Yes I understand that Jeff but conspiracies are I believe by definition secret, sub rosa, plots/organizations. That definition does not apply here as there was nothing secret about it. It was very public, boasted about even. Because something, nefarious or not, is done by design does not, in and of itself, make it a conspiracy.
That is one of the things that makes this so interesting to me – that it was all so above board – and yet we still seem trapped in the results of it though few today in the system would state that those are the results they are looking for. Note I said few because this 2001 statement:
by Clinical psychologist Bruce E. Levine just plain sends shivers up my spine. With such people as that lady was referring to in charge of our educational system there is little hope for the products of that system.
The link for that quote from Bruce Levine is http://www.thememoryhole.org/edu/school-mission.htm
I can see how this all presents cause for concern, but it seems like this is mostly an issue of terminology. No teaching practicum I’ve ever participated in has included explicit instructions to produce sheep, although that may or may not be the end result of what we accomplish with our students. If it is indeed the end result, then it is accomplished through means so subversive that we don’t even notice them or our complicitness.
Therefore, “conspiracy” seems like an accurate enough term – or at least as good a term as any.
Sorry, my mistake, I didn’t realize new comments are added at the top. They were there all the time.
Krista has a point about terminology, but I do wonder about this “No teaching practicum I’ve ever participated in has included explicit instructions to produce sheep” vs. the quote from Bruce E. Levine. Under the euphamism of “socialization”, a lot of what Doug is pointing to can be openly justified as “what’s best for the student”. I agree that the idea is chilling.

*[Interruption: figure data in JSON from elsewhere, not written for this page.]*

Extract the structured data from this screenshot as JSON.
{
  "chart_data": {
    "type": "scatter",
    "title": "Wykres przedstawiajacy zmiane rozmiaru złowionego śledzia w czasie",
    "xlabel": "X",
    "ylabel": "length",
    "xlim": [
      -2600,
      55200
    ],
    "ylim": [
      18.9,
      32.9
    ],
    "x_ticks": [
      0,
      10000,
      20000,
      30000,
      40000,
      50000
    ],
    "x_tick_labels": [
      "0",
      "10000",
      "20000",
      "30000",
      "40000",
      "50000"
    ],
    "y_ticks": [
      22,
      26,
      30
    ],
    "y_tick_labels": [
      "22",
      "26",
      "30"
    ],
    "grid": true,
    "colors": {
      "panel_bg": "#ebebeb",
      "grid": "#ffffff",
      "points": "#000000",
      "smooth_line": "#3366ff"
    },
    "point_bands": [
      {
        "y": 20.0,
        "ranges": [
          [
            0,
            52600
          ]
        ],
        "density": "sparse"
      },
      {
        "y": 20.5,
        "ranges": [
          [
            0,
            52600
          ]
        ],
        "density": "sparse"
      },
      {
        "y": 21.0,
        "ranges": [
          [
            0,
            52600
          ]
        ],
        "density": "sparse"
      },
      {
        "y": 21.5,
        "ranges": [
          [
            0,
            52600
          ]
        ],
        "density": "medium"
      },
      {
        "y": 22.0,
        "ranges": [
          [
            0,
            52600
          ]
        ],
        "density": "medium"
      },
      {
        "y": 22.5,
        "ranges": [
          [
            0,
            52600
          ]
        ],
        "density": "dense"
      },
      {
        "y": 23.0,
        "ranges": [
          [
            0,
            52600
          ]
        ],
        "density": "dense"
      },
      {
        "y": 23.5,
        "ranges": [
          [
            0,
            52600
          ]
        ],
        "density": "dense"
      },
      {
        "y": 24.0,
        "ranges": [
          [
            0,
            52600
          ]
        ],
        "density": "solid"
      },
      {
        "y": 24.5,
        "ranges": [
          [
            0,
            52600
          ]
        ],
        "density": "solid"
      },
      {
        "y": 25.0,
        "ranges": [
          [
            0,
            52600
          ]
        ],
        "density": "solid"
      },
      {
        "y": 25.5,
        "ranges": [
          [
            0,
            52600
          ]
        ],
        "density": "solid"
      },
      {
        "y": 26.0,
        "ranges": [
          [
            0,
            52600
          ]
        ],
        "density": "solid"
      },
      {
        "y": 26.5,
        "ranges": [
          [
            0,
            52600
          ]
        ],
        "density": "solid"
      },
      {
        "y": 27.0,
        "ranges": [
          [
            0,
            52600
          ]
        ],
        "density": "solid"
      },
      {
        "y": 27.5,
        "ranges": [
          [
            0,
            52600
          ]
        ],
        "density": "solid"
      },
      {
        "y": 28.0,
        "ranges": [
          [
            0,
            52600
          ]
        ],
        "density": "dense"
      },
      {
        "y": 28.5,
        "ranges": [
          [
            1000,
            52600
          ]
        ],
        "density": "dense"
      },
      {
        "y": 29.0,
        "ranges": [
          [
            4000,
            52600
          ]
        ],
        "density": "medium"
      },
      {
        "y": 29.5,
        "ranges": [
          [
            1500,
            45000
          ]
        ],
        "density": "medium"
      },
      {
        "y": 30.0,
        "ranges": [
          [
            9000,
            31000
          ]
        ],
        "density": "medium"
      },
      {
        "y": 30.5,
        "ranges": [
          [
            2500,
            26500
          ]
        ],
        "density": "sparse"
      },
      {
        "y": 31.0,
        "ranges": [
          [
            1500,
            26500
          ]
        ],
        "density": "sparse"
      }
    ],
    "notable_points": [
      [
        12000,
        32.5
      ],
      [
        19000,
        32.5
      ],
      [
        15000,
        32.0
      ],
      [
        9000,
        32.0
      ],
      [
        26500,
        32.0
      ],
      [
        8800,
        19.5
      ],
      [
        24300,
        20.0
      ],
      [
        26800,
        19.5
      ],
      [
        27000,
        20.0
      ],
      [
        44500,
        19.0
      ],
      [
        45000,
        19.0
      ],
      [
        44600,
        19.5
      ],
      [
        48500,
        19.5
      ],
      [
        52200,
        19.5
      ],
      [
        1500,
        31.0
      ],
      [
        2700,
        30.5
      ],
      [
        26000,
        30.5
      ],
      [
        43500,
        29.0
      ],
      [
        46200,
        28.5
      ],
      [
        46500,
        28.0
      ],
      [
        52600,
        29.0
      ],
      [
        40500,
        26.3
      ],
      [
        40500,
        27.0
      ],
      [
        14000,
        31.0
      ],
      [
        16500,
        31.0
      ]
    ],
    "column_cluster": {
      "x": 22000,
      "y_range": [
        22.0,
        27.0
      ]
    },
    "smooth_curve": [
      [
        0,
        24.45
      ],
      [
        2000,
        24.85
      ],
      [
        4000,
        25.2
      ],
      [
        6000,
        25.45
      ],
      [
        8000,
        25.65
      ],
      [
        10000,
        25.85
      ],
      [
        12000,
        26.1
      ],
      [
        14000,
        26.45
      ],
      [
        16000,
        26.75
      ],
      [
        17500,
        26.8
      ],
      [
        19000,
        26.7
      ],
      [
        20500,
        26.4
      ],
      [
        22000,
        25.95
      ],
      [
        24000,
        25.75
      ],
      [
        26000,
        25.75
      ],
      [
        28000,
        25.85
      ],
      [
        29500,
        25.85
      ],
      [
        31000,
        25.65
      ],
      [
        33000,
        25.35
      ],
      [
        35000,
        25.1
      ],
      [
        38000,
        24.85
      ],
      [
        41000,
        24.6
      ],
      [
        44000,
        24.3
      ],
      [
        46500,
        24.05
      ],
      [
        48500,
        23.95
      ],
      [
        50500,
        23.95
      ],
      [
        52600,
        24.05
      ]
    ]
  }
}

The ideal of good teaching doesn’t include this sort of thing (to agree with Krista), but somehow the system produces enough of it to think it is by design. Burn out in an oppressive school environment might be enough to explain it, but then maybe systematic oppression is one of the central lessons and burn out is just another symptom that reinforces the main lesson.
I am doing a project on gated communities, and I would love some peoples info. Do gated communites work? I think gated communities are there as an idea, the idea to keep middle income (mostly) white people feeling safe. I live in one, we have under ground parking. We have had 2 cars stolen this year, and our mail box was broken into……this gated community idea is a money making tactic, and I believe it works to lure people into, only if gate part worked!